Dans l’artiste, et non dans la chose produite. C’est à déplacer et à reprendre ce problème, dans un cadre anthropologique et épistémologique que ne pouvait pas connaître bien sûr Aristote, que s’attache l’auteur de Politique du rythme, politique du sujet, en marquant d’emblée un autre écart : « la question esthétique de la valeur » est selon lui résolue par le philosophe avant d’être posée, « et résolue par l’éthique et la rhétorique plus que selon une considération d’historicité et de spécificité », question qui lui appartient par contre en propre. La théorie que Meschonnic cherche à construire entre action et individuation est la condition d’une invention de la valeur dans le champ littéraire et artistique pour qu’advienne une politique et une éthique de la valeur. Il y a une politique du poème, et une politique de la littérature, qui tiennent aux opérations de langage même – au faire et non au dit de l’œuvre. À ce titre, l’épopée du quotidien chez Guillevic ou le dialogue poétique selon Maeterlinck peuvent être aussi politiques que Châtiments de Hugo ou Les mains sales de Sartre. Apparemment invisible, le politique ressortit à l’acte de littérature par sa signifiance même.
À ce niveau, on pourrait même faire l’hypothèse qu’il y a autant de politiques qu’il existe de poétiques – sinon singulières du moins situées par des théories et des pratiques du langage. Valéry et le langage comme fête. L’onomatopéisme et la déconstruction de la syntaxe des futuristes italiens, passant de l’image à la harangue. Tel Quel et sa lexicalisation provocatrice du sexe et de la scatologie. Céline et l’ethos du style, qui a autorisé la déresponsabilisation de l’écrivain devant l’histoire.
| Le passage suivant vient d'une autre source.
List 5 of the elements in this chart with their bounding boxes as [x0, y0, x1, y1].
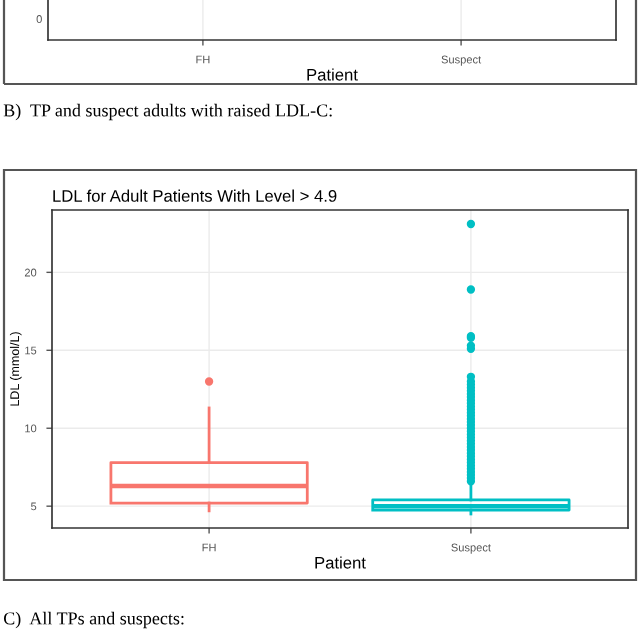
- text: B) TP and suspect adults with raised LDL-C:: [3, 103, 332, 121]
- text: Patient: [307, 68, 358, 81]
- chart-title: LDL for Adult Patients With Level > 4.9: [53, 189, 337, 202]
- x-axis-title: Patient: [315, 556, 366, 569]
- text: C) All TPs and suspects:: [3, 611, 184, 629]
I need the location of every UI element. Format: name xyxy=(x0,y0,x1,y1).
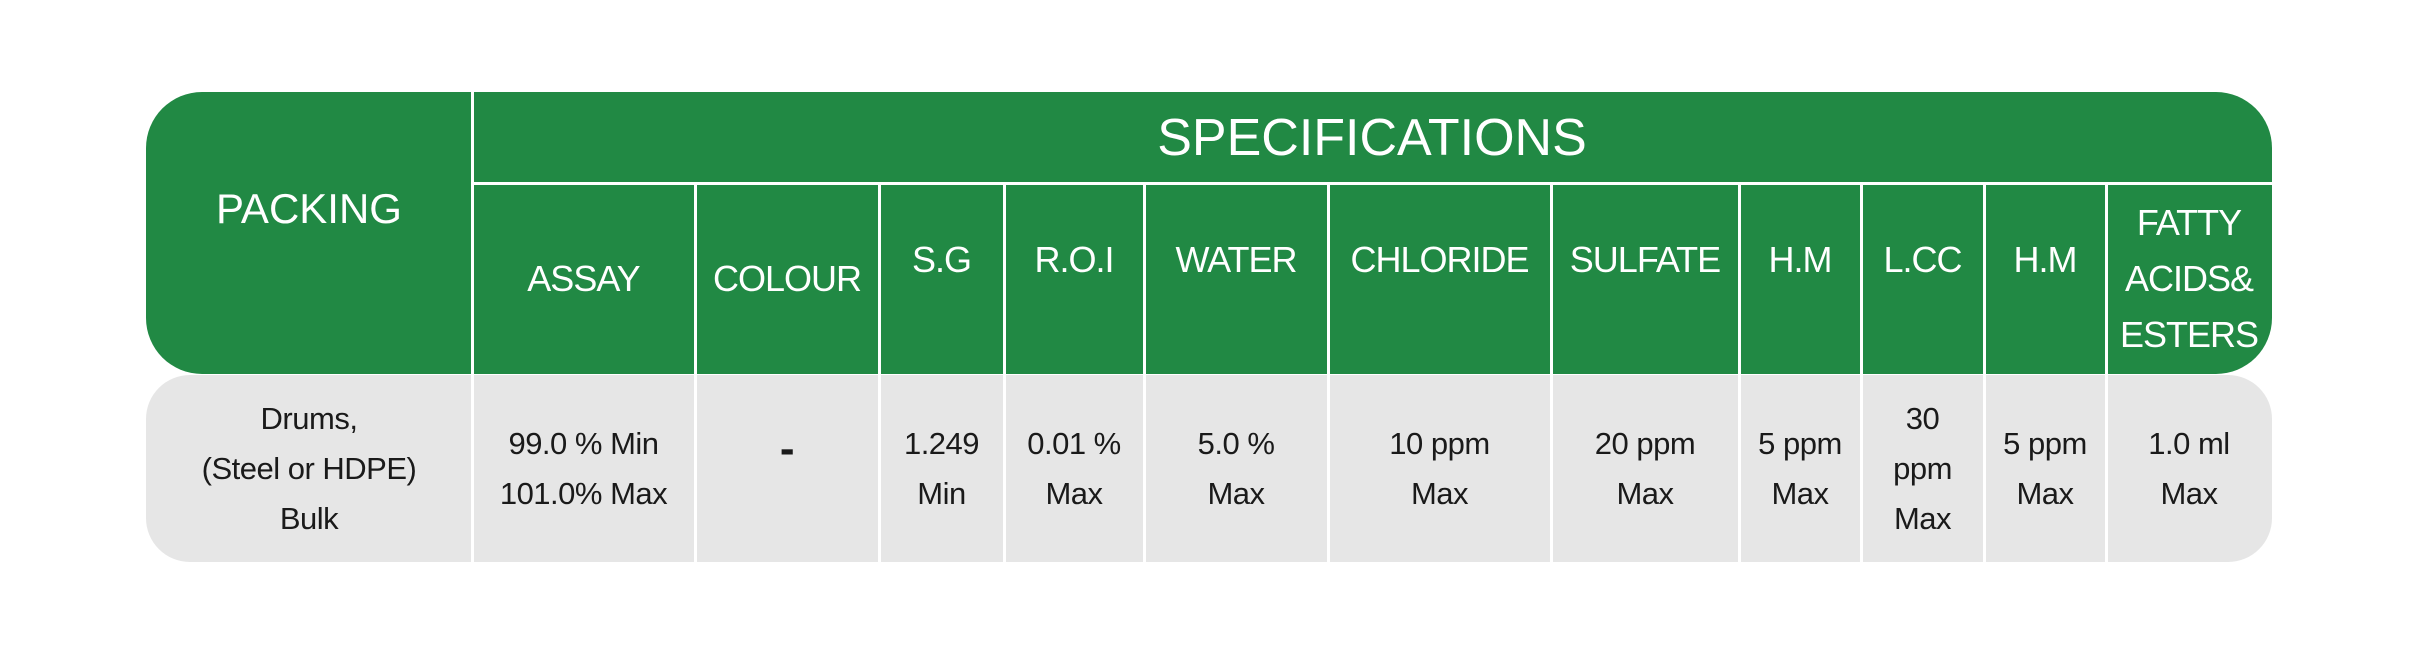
value-water: 5.0 % Max xyxy=(1144,375,1328,562)
column-header-h-m: H.M xyxy=(1984,184,2106,374)
value-text: 1.0 ml xyxy=(2148,425,2230,461)
column-divider xyxy=(694,184,697,562)
value-text: 5 ppm xyxy=(1758,425,1842,461)
column-header-text: S.G xyxy=(911,239,972,280)
column-divider xyxy=(471,92,474,562)
packing-line: Drums, xyxy=(260,400,358,436)
column-header-text: R.O.I xyxy=(1034,239,1114,280)
value-text: 10 ppm xyxy=(1389,425,1490,461)
column-divider xyxy=(1327,184,1330,562)
column-header-sulfate: SULFATE xyxy=(1551,184,1739,374)
column-header-text: COLOUR xyxy=(712,258,862,299)
value-l-cc: 30 ppm Max xyxy=(1861,375,1984,562)
column-header-text: L.CC xyxy=(1883,239,1962,280)
value-assay: 99.0 % Min 101.0% Max xyxy=(472,375,695,562)
column-header-r-o-i: R.O.I xyxy=(1004,184,1144,374)
column-header-text: FATTY xyxy=(2136,202,2242,243)
column-header-text: ASSAY xyxy=(527,258,640,299)
value-text: Max xyxy=(1893,500,1952,536)
value-colour: - xyxy=(695,375,879,562)
value-h-m: 5 ppm Max xyxy=(1739,375,1861,562)
value-fatty-acids-esters: 1.0 ml Max xyxy=(2106,375,2272,562)
value-h-m: 5 ppm Max xyxy=(1984,375,2106,562)
column-divider xyxy=(1550,184,1553,562)
header-background xyxy=(146,92,2272,374)
packing-header: PACKING xyxy=(216,185,402,232)
value-text: Max xyxy=(2016,475,2074,511)
value-text: 30 xyxy=(1905,400,1940,436)
value-text: ppm xyxy=(1893,450,1952,486)
packing-value: Drums, (Steel or HDPE) Bulk xyxy=(146,375,472,562)
value-r-o-i: 0.01 % Max xyxy=(1004,375,1144,562)
value-text: Max xyxy=(2160,475,2218,511)
column-header-text: WATER xyxy=(1175,239,1298,280)
column-divider xyxy=(1738,184,1741,562)
packing-line: (Steel or HDPE) xyxy=(201,450,417,486)
column-header-text: SULFATE xyxy=(1569,239,1721,280)
column-divider xyxy=(1003,184,1006,562)
column-header-text: CHLORIDE xyxy=(1350,239,1529,280)
column-header-chloride: CHLORIDE xyxy=(1328,184,1551,374)
value-text: 1.249 xyxy=(903,425,980,461)
column-divider xyxy=(1143,184,1146,562)
value-text: Max xyxy=(1207,475,1265,511)
value-chloride: 10 ppm Max xyxy=(1328,375,1551,562)
value-text: 5 ppm xyxy=(2003,425,2087,461)
column-header-text: ESTERS xyxy=(2119,314,2259,355)
column-header-l-cc: L.CC xyxy=(1861,184,1984,374)
column-header-h-m: H.M xyxy=(1739,184,1861,374)
value-text: 5.0 % xyxy=(1197,425,1275,461)
value-text: 101.0% Max xyxy=(499,475,668,511)
column-header-text: ACIDS& xyxy=(2124,258,2254,299)
column-divider xyxy=(878,184,881,562)
value-sulfate: 20 ppm Max xyxy=(1551,375,1739,562)
column-header-s-g: S.G xyxy=(879,184,1004,374)
value-text: 20 ppm xyxy=(1594,425,1696,461)
value-text: Max xyxy=(1616,475,1674,511)
value-text: Min xyxy=(917,475,966,511)
column-divider xyxy=(2105,184,2108,562)
column-header-fatty-acids-esters: FATTY ACIDS& ESTERS xyxy=(2106,184,2272,374)
specifications-table: PACKING SPECIFICATIONS Drums, (Steel or … xyxy=(146,92,2272,562)
value-text: 0.01 % xyxy=(1027,425,1121,461)
column-divider xyxy=(1860,184,1863,562)
value-text: 99.0 % Min xyxy=(508,425,659,461)
value-text: Max xyxy=(1771,475,1829,511)
column-header-text: H.M xyxy=(1768,239,1833,280)
header-divider xyxy=(472,182,2272,185)
packing-line: Bulk xyxy=(279,500,339,536)
column-header-text: H.M xyxy=(2013,239,2078,280)
value-s-g: 1.249 Min xyxy=(879,375,1004,562)
value-text: - xyxy=(779,423,795,473)
value-text: Max xyxy=(1410,475,1469,511)
column-divider xyxy=(1983,184,1986,562)
column-header-assay: ASSAY xyxy=(472,184,695,374)
column-header-colour: COLOUR xyxy=(695,184,879,374)
body-background xyxy=(146,375,2272,562)
value-text: Max xyxy=(1045,475,1103,511)
specifications-header: SPECIFICATIONS xyxy=(1157,109,1587,167)
column-header-water: WATER xyxy=(1144,184,1328,374)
Mais une théorie et/ou une pratique du langage peuvent aussi impliquer une politique sans le savoir ni le choisir. On n’est pas ici dans l’ordre de l’engagement citoyen ou de la conscience historique. Ou comme le rappelle Meschonnic dans Critique du rythme : « Les écritures sont solidaires de leur risque. Elles ne savent pas d’avance quel est le “bon côté” ». Et il faut compter sur toutes celles qui ne prennent pas le risque.